Il y a quelques temps, en discutant avec une amie, par l’intermédiaire de lettres, pour peu que ma « bizarrerie » ne compte pas, elle me considérait comme un « vieux nostalgique ». Elle avait raison, j’ai la nostalgie de vous tous/toutes, vous êtes une partie de la force qui me permet de continuer le passage de rebelle social à anarchiste.

A tous et toutes je vous envoie une embrassade rebelle révolutionnaire.

Le compagnon Franco Porcu.


CONTRIBUTION DE BERNARDO DE LA PRISON DE SECONDIGLIANO.

Naples 26/12/2004.

... Chère amie les lettres de dénonciation qui suivent tu peux les faire publier dans le plus de revues et de quotidiens possible, pour faire en sorte que les abus, les tortures et toutes les morts causées par les coups portés par les agents pénitentiaires cessent et que les responsables payent. Parce qu’il n’est pas possible que ceux-là commettent des crimes et que jamais aucun des responsables qui a la garde des détenus ne paye...

... Chère amie, j’espère que tu vas bien et que tu as passé un bon noël...

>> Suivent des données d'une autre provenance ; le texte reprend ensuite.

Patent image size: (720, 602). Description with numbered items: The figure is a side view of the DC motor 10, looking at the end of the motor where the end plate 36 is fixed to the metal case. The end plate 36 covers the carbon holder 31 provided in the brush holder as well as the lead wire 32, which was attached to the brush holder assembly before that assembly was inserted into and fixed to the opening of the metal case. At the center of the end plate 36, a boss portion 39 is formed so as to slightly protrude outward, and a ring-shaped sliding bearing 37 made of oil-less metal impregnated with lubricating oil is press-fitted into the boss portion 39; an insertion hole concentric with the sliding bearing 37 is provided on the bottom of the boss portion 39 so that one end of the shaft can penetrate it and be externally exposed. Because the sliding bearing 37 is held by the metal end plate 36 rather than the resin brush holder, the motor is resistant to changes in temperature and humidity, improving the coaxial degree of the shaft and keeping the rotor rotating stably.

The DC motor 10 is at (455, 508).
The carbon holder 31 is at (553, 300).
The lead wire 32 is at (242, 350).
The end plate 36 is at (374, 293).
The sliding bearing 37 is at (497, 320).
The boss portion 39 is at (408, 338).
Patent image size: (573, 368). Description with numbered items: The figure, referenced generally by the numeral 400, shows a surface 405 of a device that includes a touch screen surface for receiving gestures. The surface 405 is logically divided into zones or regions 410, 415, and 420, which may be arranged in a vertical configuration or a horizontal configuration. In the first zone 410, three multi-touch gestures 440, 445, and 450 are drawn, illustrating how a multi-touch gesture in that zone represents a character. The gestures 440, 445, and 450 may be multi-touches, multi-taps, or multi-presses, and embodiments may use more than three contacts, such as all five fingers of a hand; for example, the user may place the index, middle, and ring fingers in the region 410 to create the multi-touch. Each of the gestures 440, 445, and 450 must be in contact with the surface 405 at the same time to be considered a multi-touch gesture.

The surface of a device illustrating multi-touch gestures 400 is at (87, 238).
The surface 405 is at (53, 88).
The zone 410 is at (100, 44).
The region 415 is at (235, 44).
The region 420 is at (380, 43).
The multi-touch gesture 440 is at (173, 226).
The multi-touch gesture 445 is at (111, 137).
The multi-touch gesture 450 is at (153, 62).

Moi c’était l’horreur. Pour Francesco c’était encore pire, ils n’ont pas voulu le laisser prendre l’air ni même faire sa promenade, ces fils de pute..., mais un peu après que Francesco ait foutu le bordel, ils se sont décidés à lui faire prendre l’air et ainsi nous avons pu bavarder, moi à l’intérieur et lui de la court... Le 22 un autre détenu a été trouvé mort.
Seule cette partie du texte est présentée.